Monday, June 8, 2009

Yearling sale numbers down; prices to be up?

The Blood-Horse reports that Fasig-Tipton has catalogued 494 horses for its Kentucky July select yearling sale, down 13 percent from from last year's catalog of 568.

Will decreased numbers lead to increased prices, despite recession?

The law of supply and demand of course dictates the price of any commodity. So while the recession is tightening wallets across all economic sectors, including the wealthy, having 13 percent fewer yearlings from which to choose could offset somewhat a decline in prices that might have been anticipated in a sour economy.

Fasig-Tipton says the decreased number is by choice, not a product of fewer yearlings entered. Company president Boyd Browning said F-T "accepted fewer yearlings from a larger pool of horses nominated." He claimed that the sales company was "more demanding" in its selection for conformation and pedigree.

Down are the percentage of offerings from first- and second-crop sires. That means the percentage of yearlings from established sires is higher than normal.

Browning wasn't saying why that's the case, and I could be wrong, but I'm going to speculate that the mix is a conscious decision -- perhaps on the part of both F-T and sellers -- to hold back the youngsters from unproven sires until the economy improves.

In my mind, foals by proven sires are going to bring "a certain price." Their values are well-established by now, and perhaps the bottom can only fall so far on foals by sires and out of dams who are of known quality.

Often the "hot" young sires bring big prices at the sale. Buyers want in on the first crops of noted runners like champion Bernardini (pictured), Kentucky Derby winner Giacomo, or "name" runners from proven sirelines such as Bluegrass Cat, Flower Alley, First Sumurai and Henny Hughes.

But huge risk is also involved.

Because those freshman and sophomore sires are unknown quantities, there's no way to predict whether their foals are going to run well, or even that they're going to grow up straight, attractive and athletic by the time they're 2.

While this should go without saying, not every accomplished runner becomes a good sire, let alone a great one.

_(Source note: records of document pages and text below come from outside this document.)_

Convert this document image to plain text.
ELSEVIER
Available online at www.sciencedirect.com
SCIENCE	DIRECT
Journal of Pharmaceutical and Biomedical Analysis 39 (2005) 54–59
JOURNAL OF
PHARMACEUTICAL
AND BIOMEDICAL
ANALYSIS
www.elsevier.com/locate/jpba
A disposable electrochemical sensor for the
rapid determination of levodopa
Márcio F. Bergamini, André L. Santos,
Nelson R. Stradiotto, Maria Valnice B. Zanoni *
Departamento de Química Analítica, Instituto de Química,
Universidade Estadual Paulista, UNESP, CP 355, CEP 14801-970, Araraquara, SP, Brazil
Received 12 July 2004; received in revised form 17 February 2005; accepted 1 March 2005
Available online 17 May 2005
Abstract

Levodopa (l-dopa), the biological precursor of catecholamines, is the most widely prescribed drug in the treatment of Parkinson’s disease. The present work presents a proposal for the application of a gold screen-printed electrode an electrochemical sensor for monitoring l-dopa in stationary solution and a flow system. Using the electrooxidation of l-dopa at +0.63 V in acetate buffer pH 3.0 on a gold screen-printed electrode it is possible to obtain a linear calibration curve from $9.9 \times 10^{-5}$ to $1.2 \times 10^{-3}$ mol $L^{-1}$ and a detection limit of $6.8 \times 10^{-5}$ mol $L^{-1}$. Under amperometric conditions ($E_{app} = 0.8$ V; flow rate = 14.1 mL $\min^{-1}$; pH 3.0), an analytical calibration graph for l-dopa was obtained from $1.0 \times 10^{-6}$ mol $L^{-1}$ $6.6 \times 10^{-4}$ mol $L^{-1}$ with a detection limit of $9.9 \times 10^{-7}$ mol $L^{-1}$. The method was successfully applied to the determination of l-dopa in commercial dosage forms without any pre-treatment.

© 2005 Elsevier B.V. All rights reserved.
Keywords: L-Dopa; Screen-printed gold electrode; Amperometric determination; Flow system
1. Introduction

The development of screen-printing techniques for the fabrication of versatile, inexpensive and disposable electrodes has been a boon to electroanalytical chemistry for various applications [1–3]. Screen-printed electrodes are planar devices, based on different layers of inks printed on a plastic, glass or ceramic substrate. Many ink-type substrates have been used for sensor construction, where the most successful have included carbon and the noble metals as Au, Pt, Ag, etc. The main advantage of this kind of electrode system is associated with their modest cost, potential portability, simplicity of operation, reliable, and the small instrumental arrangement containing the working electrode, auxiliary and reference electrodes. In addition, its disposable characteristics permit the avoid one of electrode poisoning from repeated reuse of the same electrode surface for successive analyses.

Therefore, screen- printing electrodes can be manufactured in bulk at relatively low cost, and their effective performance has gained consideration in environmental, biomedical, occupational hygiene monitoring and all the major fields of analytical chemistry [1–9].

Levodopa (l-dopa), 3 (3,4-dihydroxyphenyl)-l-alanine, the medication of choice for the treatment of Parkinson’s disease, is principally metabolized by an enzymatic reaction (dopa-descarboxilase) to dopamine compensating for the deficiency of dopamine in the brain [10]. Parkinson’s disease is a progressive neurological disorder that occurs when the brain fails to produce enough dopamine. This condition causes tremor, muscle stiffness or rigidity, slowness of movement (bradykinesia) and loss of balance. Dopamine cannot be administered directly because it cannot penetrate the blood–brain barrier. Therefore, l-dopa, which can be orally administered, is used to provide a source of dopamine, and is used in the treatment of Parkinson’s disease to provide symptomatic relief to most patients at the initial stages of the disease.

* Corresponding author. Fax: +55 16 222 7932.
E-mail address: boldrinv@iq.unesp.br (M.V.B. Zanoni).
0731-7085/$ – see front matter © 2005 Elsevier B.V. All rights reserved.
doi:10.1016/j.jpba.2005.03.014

There are many washouts, falling from the Kentucky roster into states like Pennsylvania, Louisiana or even much further down the racing-state ranks within a couple of years.

The best time to get big bucks from a weanling or yearling by a young sire is probably before any of his get have had a chance to prove whether they're any good.

And, there remain later 2009 yearling sales and the 2-year-old sales of 2010 to try and benefit from the "freshman bubble" on these sires, provided the economy improves enough to reinflate it by then.